Given the desire to stay cool, press releases and blogs about the new Easy Start system have piqued my interest in being able to run my air conditioner on a smaller generator. Easy Start advertises it can reduce the current required to start your RV’s air conditioning by 65-75%. This reduction in power allows RVers to start and run their air conditioner with a smaller generator like a 2,000 or 2,200, negating the need to haul around a bigger generator like a 3,000-watt or run two smaller generators in parallel.
After speaking with an Easy Start representative at an FMCA convention, I decided it was time to upgrade if I could get a 2,200-watt generator to fit in the same location as my 1,000-watt.
Determining the Honda 2,200 would fit, I ordered one and was about to purchase the Easy Start when I remembered hearing about some folks having success with running their 13,500 BTU air conditioners with 2,000-watt generators. I figured if a 2,000-watt could do so, the extra 10% power in a 2,200 should be no problem.
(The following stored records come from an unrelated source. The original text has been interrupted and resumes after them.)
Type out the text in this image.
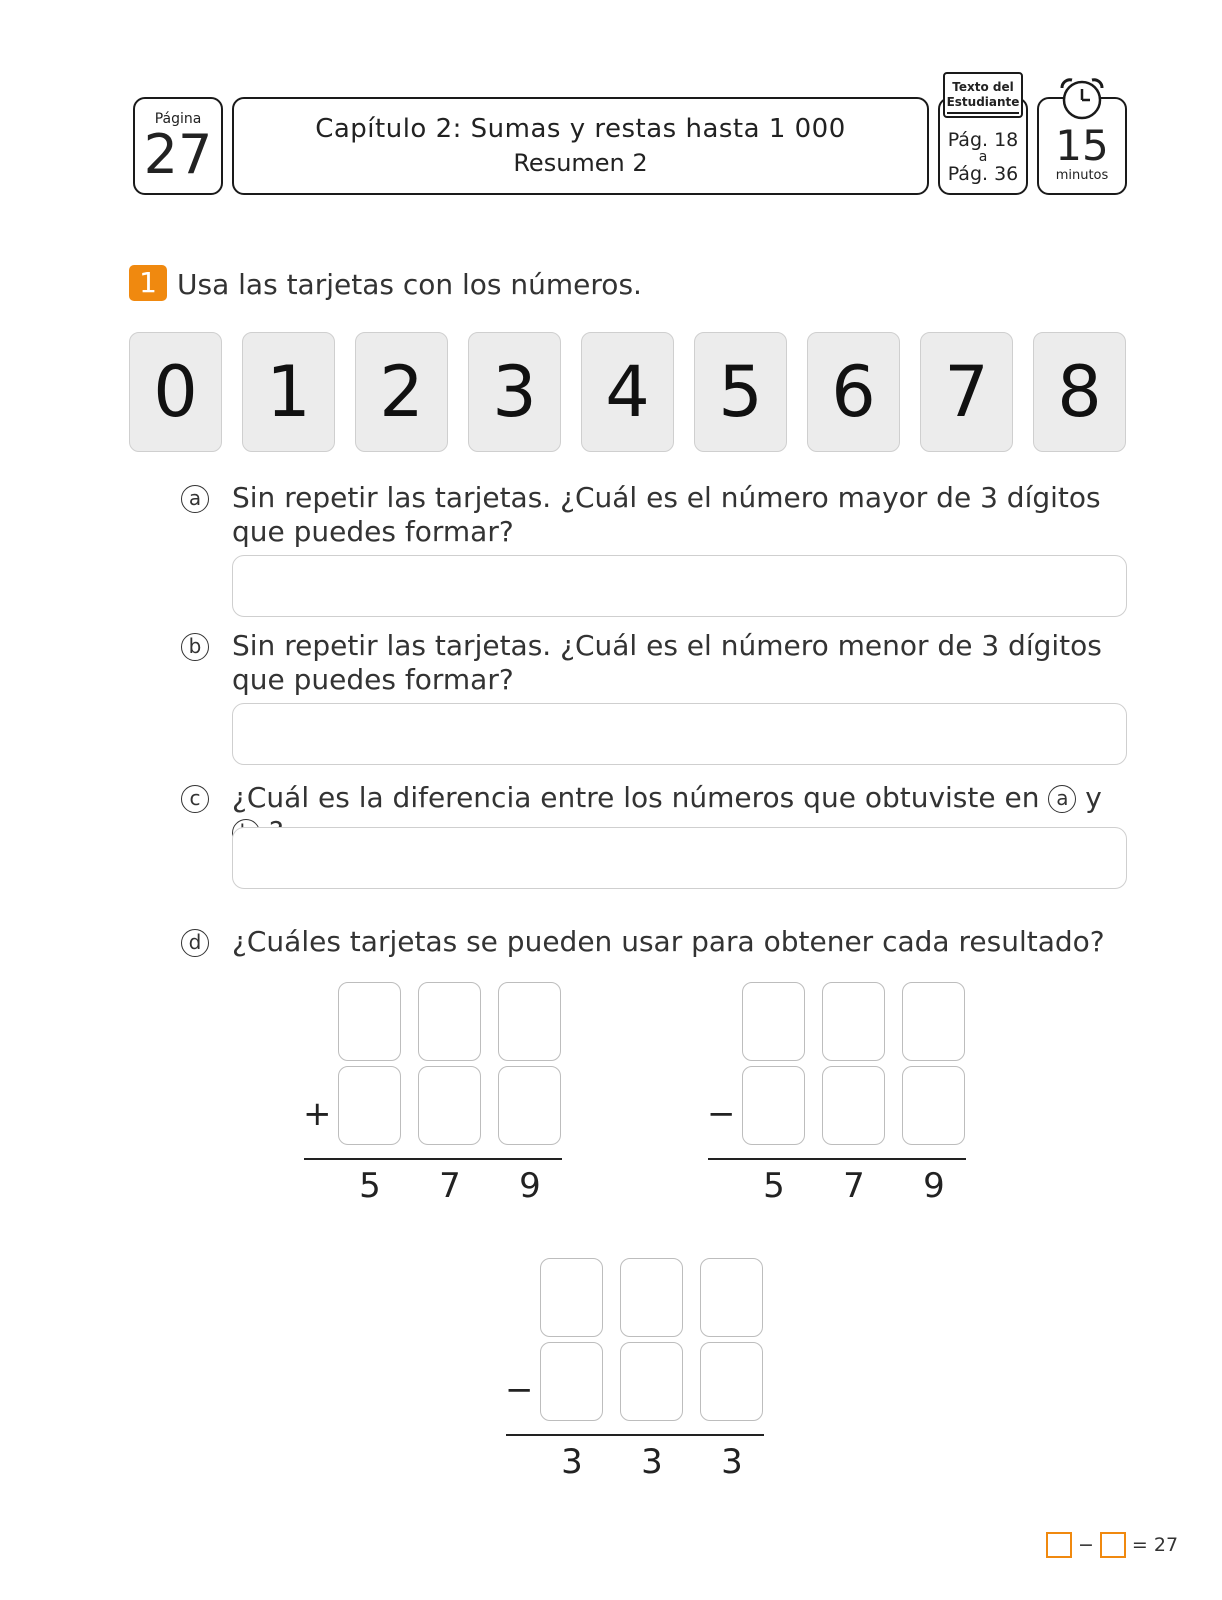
Página
27	Capítulo 2: Sumas y restas hasta 1 000
Resumen 2
Pág. 18
a
Pág. 36
Texto del
Estudiante
15
minutos
1 Usa las tarjetas con los números.
0 1 2 3 4 5 6 7 8
a Sin repetir las tarjetas. ¿Cuál es el número mayor de 3 dígitos que puedes formar?
b Sin repetir las tarjetas. ¿Cuál es el número menor de 3 dígitos que puedes formar?
c	¿Cuál es la diferencia entre los números que obtuviste en a y
d ¿Cuáles tarjetas se pueden usar para obtener cada resultado?
+
5 7 9
−
5 7 9
−
3 3 3
− = 27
After watching several YouTube videos on the subject and the start-up procedures others had success with, I decided to give it a try before adding an Easy Start.
After watching the videos and experimenting with the 2,200-watt generator connected to my travel trailer, here is what I discovered:
- Running the generator with the Eco mode turned off (RV refrigerator set to gas): Start the fan only on the air conditioner and let it come up to speed, then engage the air conditioner’s compressor. Result: The compressor started up with barely a grunt out of the generator.
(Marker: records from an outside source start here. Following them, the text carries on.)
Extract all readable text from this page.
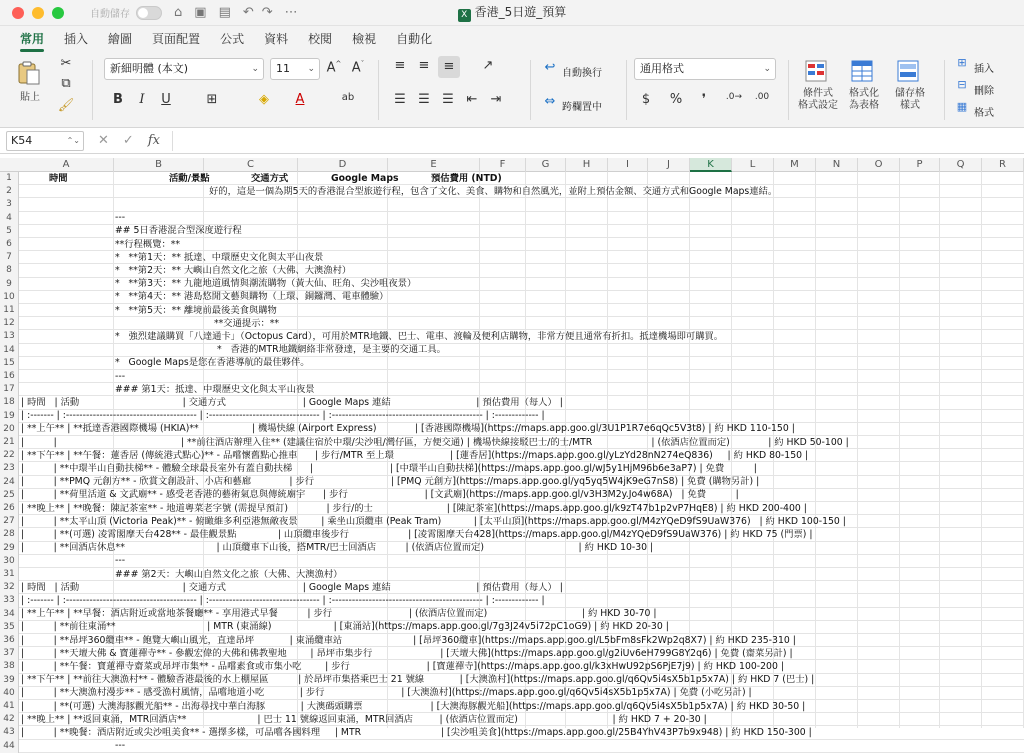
自動儲存	⌂ ▣ ▤ ↶ ↷ ⋯	X 香港_5日遊_預算
常用	插入	繪圖	頁面配置	公式	資料	校閱	檢視	自動化
貼上
✂
⧉
🖌
新細明體 (本文)	⌄	11 ⌄ A^ $A^ˇ$
B	I	U	⊞	◈	A	ab
≡	≡	≡	↗
☰ ☰ ☰ ⇤	⇥
↩ 自動換行
⇔ 跨欄置中
通用格式	⌄
$	%	❜	.0→	.00	條件式
格式設定
格式化
為表格
儲存格
樣式
⊞
插入
⊟
刪除
▦
格式
K54	⌃⌄ ✕ ✓ fx
A	B	C	D	E	F	G	H	I	J	K	L	M	N	O	P	Q	R
時間	活動/景點	交通方式	Google Maps	預估費用 (NTD)
好的，這是一個為期5天的香港混合型旅遊行程，包含了文化、美食、購物和自然風光，並附上預估金額、交通方式和Google Maps連結。
---
## 5日香港混合型深度遊行程
**行程概覽：**
*   **第1天：** 抵達、中環歷史文化與太平山夜景
*   **第2天：** 大嶼山自然文化之旅（大佛、大澳漁村）
*   **第3天：** 九龍地道風情與潮流購物（黃大仙、旺角、尖沙咀夜景）
*   **第4天：** 港島悠閒文藝與購物（上環、銅鑼灣、電車體驗）
*   **第5天：** 離境前最後美食與購物
**交通提示：**
*   強烈建議購買「八達通卡」（Octopus Card），可用於MTR地鐵、巴士、電車、渡輪及便利店購物，非常方便且通常有折扣。抵達機場即可購買。
*   香港的MTR地鐵網絡非常發達，是主要的交通工具。
*   Google Maps是您在香港導航的最佳夥伴。
---
### 第1天：抵達、中環歷史文化與太平山夜景
| 時間   | 活動                                   | 交通方式                          | Google Maps 連結                             | 預估費用（每人） |
| :------- | :--------------------------------------- | :--------------------------------- | :--------------------------------------------- | :------------- |
| **上午** | **抵達香港國際機場 (HKIA)**                  | 機場快線 (Airport Express)             | [香港國際機場](https://maps.app.goo.gl/3U1P1R7e6qQc5V3t8) | 約 HKD 110-150 |
|          |                                          | **前往酒店辦理入住** (建議住宿於中環/尖沙咀/灣仔區，方便交通) | 機場快線接駁巴士/的士/MTR                    | (依酒店位置而定)             | 約 HKD 50-100 |
| **下午** | **午餐：蓮香居 (傳統港式點心)** - 品嚐懷舊點心推車      | 步行/MTR 至上環                   | [蓮香居](https://maps.app.goo.gl/yLzYd28nN274eQ836)     | 約 HKD 80-150 |
|          | **中環半山自動扶梯** - 體驗全球最長室外有蓋自動扶梯      |                          | [中環半山自動扶梯](https://maps.app.goo.gl/wJ5y1HjM96b6e3aP7) | 免費          |
|          | **PMQ 元創方** - 欣賞文創設計、小店和藝廊             | 步行                          | [PMQ 元創方](https://maps.app.goo.gl/yq5yq5W4jK9eG7nS8) | 免費 (購物另計) |
|          | **荷里活道 & 文武廟** - 感受老香港的藝術氣息與傳統廟宇      | 步行                          | [文武廟](https://maps.app.goo.gl/v3H3M2y.Jo4w68A)   | 免費          |
| **晚上** | **晚餐：陳記茶室** - 地道粵菜老字號 (需提早預訂)             | 步行/的士                         | [陳記茶室](https://maps.app.goo.gl/k9zT47b1p2vP7HqE8) | 約 HKD 200-400 |
|          | **太平山頂 (Victoria Peak)** - 俯瞰維多利亞港無敵夜景        | 乘坐山頂纜車 (Peak Tram)           | [太平山頂](https://maps.app.goo.gl/M4zYQeD9fS9UaW376)   | 約 HKD 100-150 |
|          | **(可選) 凌霄閣摩天台428** - 最佳觀景點              | 山頂纜車後步行                    | [凌霄閣摩天台428](https://maps.app.goo.gl/M4zYQeD9fS9UaW376) | 約 HKD 75 (門票) |
|          | **回酒店休息**                               | 山頂纜車下山後，搭MTR/巴士回酒店          | (依酒店位置而定)                                | 約 HKD 10-30 |
---
### 第2天：大嶼山自然文化之旅（大佛、大澳漁村）
| 時間   | 活動                                   | 交通方式                          | Google Maps 連結                             | 預估費用（每人） |
| :------- | :--------------------------------------- | :--------------------------------- | :--------------------------------------------- | :------------- |
| **上午** | **早餐：酒店附近或當地茶餐廳** - 享用港式早餐          | 步行                          | (依酒店位置而定)                                | 約 HKD 30-70 |
|          | **前往東涌**                               | MTR (東涌線)                     | [東涌站](https://maps.app.goo.gl/7g3J24v5i72pC1oG9) | 約 HKD 20-30 |
|          | **昂坪360纜車** - 飽覽大嶼山風光，直達昂坪            | 東涌纜車站                        | [昂坪360纜車](https://maps.app.goo.gl/L5bFm8sFk2Wp2q8X7) | 約 HKD 235-310 |
|          | **天壇大佛 & 寶蓮禪寺** - 參觀宏偉的大佛和佛教聖地        | 昂坪市集步行                       | [天壇大佛](https://maps.app.goo.gl/g2iUv6eH799G8Y2q6) | 免費 (齋菜另計) |
|          | **午餐：寶蓮禪寺齋菜或昂坪市集** - 品嚐素食或市集小吃        | 步行                          | [寶蓮禪寺](https://maps.app.goo.gl/k3xHwU92pS6PjE7j9) | 約 HKD 100-200 |
| **下午** | **前往大澳漁村** - 體驗香港最後的水上棚屋區          | 於昂坪市集搭乘巴士 21 號線            | [大澳漁村](https://maps.app.goo.gl/q6Qv5i4sX5b1p5x7A) | 約 HKD 7 (巴士) |
|          | **大澳漁村漫步** - 感受漁村風情，品嚐地道小吃            | 步行                          | [大澳漁村](https://maps.app.goo.gl/q6Qv5i4sX5b1p5x7A) | 免費 (小吃另計) |
|          | **(可選) 大澳海豚觀光船** - 出海尋找中華白海豚            | 大澳碼頭購票                       | [大澳海豚觀光船](https://maps.app.goo.gl/q6Qv5i4sX5b1p5x7A) | 約 HKD 30-50 |
| **晚上** | **返回東涌，MTR回酒店**                        | 巴士 11 號線返回東涌，MTR回酒店         | (依酒店位置而定)                                | 約 HKD 7 + 20-30 |
|          | **晚餐：酒店附近或尖沙咀美食** - 選擇多樣，可品嚐各國料理     | MTR                           | [尖沙咀美食](https://maps.app.goo.gl/25B4YhV43P7b9x948) | 約 HKD 150-300 |
---
1
2
3
4
5
6
7
8
9
10
11
12
13
14
15
16
17
18
19
20
21
22
23
24
25
26
27
28
29
30
31
32
33
34
35
36
37
38
39
40
41
42
43
44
- Running the generator with the Eco mode turned on (RV refrigerator set to auto): Starting with just the fan and then bringing the compressor online like the example above. Result: The generator really grunted but soon was turning the compressor and producing cold air just fine.
- Running the generator with the Eco mode turned on (RV refrigerator set to auto): I switched on the air conditioner just like I would on shore power. Result: A concerning deep hum from the air conditioner (things trying to turn, but not quite) and nearly stalling the generator, but the generator really revved up and the air conditioner motor and compressor began to turn, the generator idled down, and cold air started flowing.
Currently, I feel confident enough using the first example that I postponed ordering the Easy Start until I have more experience using the generator to run the air conditioner in a variety of different conditions, mainly high elevations. Given that gas engines lose about 3% of their power for every thousand feet of elevation gained, there could be a point where the generator won’t operate the air conditioner.
However, since it is also 3-5° cooler for every thousand feet of elevation gain, the two might balance each other out. The generator might not run the air conditioner at 10,000-foot elevation, but it is unlikely it will ever be hot enough that I need to do so.